Jacqueline Noonan began practicing as a pediatric cardiologist in 1959 at the University of Iowa when she noticed that children with a rare type of heart defect, valvular pulmonary stenosis, often had a characteristic physical appearance, with short stature, webbed neck, wide spaced eyes, and low-set ears. Both boys and girls were affected. These characteristics were sometimes seen running in families but were not associated with gross chromosomal abnormalities. In 1961 she joined University of Kentucky's College of Medicine, where she continued studying the congenital heart disease and other congenital abnormalities. After examining 833 children with the syndrome, in 1963 presented a paper: "Associated non-cardiac malformations in children with congenital heart disease". This described nine children who in addition to congenital heart disease had characteristic facial features, chest deformities and short stature.

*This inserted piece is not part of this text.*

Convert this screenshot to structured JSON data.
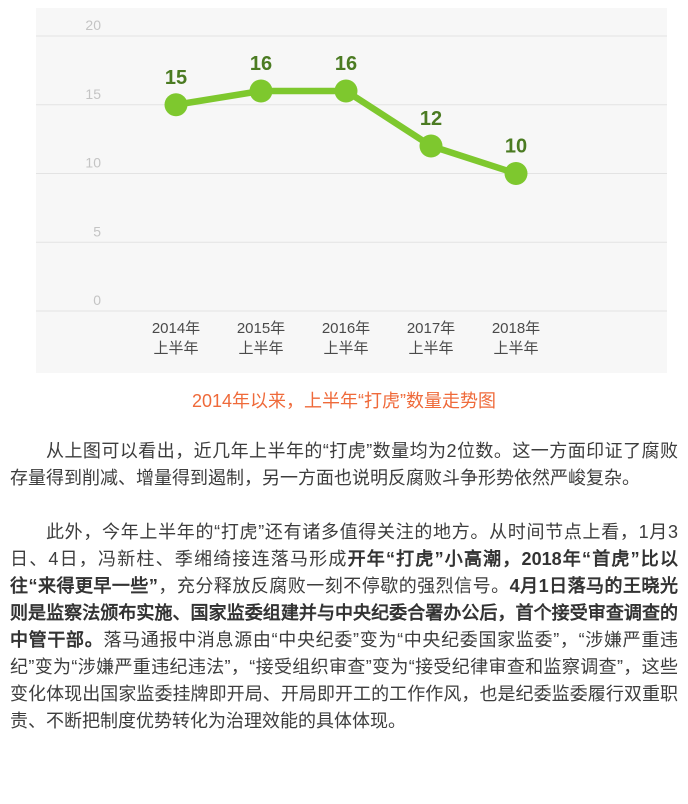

Dr. John Opitz, a former student of Noonan's, first began to call the condition "Noonan syndrome" when he saw children who looked like those whom Dr. Noonan had described. Noonan produced a paper titled "Hypertelorism with Turner Phenotype" in 1968 where she studied 19 patients who displayed symptoms indicative of Noonan's Syndrome. In 1971, at the Symposium of Cardiovascular defects, the name "Noonan syndrome" became officially recognized.